In the Greek, there are several categories of love, and these words have no English equivalent.
- Agápe means brotherly love, charity; the love of God for man and of man for God.
- Éros means love, mostly of the sexual passion.
- Philia means affectionate regard, friendship, usually between equals.
- Storge means love, affection, especially of parents and children.
So, the thing I've been thinking about most, which is probably the most relatable of all, is eros, which is linked to the word erotic. As young people, most of us (unless you're asexual/aromantic), have these feelings for others, regardless of gender and sexual identity.
But what more than this, that there are even more complex types of feelings, beyond sexual desire, and the craving for intimacy between you and another person.
I'm actually still figuring it out as I type it, but I think there is also a type of selfish vs. self-sacrificial love.
Hasn't there been this one person in your life where you look at them and you see the galaxy in their eyes? And they look so beautiful in even the most mundane things they do, it's like watching Beyoncé go grocery shopping. It's boring as shit, but when you see them, they just fill you with such a warm, bubbling feeling.
When you love someone, or allow yourself to be loved, you are essentially trusting a person with the most harmful weapon to you, that if used, could wreck your entire life and throw your sanity out the window, and literally fuck you up emotionally and mentally, and leave you with an incomplete heart, and having to listen to your soft sobs as you drift off to sleep. You will always either be the one holding the weapon, and also the one having a weapon held to them, when your love is reciprocated. It's so dangerous, and that made me think.

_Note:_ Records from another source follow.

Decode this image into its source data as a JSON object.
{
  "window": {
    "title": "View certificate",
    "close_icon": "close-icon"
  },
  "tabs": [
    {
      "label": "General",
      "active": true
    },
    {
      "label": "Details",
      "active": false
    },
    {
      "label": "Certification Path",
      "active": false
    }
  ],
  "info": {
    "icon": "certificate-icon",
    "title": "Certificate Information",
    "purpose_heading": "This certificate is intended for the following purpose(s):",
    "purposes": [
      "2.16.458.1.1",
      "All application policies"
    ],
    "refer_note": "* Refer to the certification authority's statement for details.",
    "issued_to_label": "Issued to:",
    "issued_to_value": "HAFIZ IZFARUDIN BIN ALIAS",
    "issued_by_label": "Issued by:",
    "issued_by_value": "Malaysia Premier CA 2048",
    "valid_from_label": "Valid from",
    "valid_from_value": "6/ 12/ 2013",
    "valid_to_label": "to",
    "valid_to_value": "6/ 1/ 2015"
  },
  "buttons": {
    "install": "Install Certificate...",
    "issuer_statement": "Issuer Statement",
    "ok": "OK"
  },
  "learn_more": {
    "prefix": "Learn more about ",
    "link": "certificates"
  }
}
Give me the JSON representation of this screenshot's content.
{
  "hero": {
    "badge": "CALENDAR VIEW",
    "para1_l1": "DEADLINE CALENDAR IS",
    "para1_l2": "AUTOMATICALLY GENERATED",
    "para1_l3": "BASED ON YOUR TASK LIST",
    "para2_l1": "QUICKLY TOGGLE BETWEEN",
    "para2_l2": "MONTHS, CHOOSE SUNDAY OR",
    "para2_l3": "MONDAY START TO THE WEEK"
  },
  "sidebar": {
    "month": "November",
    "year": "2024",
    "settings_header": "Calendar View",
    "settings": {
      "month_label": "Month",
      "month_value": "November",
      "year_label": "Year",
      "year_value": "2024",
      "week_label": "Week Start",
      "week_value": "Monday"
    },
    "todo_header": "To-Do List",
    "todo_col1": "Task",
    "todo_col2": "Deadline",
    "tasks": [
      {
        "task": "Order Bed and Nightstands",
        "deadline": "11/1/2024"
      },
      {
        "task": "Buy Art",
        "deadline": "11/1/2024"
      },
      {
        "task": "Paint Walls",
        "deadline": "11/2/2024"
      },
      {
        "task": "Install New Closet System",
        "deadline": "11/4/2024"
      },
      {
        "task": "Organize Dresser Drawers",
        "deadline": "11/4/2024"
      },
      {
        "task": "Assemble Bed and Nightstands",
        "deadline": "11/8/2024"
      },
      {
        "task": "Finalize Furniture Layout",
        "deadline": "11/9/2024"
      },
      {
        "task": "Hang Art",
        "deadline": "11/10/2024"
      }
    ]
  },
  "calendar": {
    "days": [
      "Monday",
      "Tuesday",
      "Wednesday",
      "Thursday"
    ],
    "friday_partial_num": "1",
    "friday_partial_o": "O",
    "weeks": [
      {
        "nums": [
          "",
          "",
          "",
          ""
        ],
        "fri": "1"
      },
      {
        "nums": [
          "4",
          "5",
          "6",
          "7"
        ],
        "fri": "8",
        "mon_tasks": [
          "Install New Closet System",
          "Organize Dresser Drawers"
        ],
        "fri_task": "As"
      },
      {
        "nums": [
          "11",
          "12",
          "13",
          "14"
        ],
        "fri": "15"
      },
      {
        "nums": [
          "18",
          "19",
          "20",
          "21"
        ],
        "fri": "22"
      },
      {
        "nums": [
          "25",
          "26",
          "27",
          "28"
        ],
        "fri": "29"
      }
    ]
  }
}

There is someone in my life that I look at, and I'm almost sure that I look at him the way Sherlock looks at John, but for the life of me, I would never want to be a person holding a knife to him. God forbid I ever hurt him, because I honestly would never be able to live with myself. I care too much, and too purely for him and his well-being that I would never want to be given any sliver of a chance to hurt him in any way, small or big.
But there have been others, that I look at, and I want them, and at this age, I know that we will end up hurting each other and I don't care, and I just do it anyway. I go for it, and whatever happens, happens.
Now, the thing I can't figure out is: do I love him too much to hurt him, or do I not love him enough to take the risk? Or, do I care too little about others, to not mind entering something knowing that feelings will be hurt?
I don't know, man.
I just feel that if a love was self-sacrificial, I would love a person enough to know that even if I wasn't their source of happiness, I would still be happy knowing that someone else can make them happier than I ever could. I've felt that love before, but he didn't know. And I don't know whether or not I will ever feel that way again.
A selfish love would be knowing that I cannot give them what they need, and holding onto them for dear fucking life, and watching them slowly grow and show how unhappy they are with you, until they tear themselves apart from you, and you both are left in pieces and shambles, not knowing where to even begin picking up the broken parts of your heart.
I don't have the authority or the right to say one is better than the other, or if you are doing one, you should do the other. And I don't really know what I hope to get out of this. Maybe I want answers, maybe I'm just as confused as everyone else. Maybe I'm just hoping some other poor fool will see this and get their shit together. But I know that I do want people to actually think about this more. Really think about it.
I don't know where I was going with this, but I'll be back with more, very soon.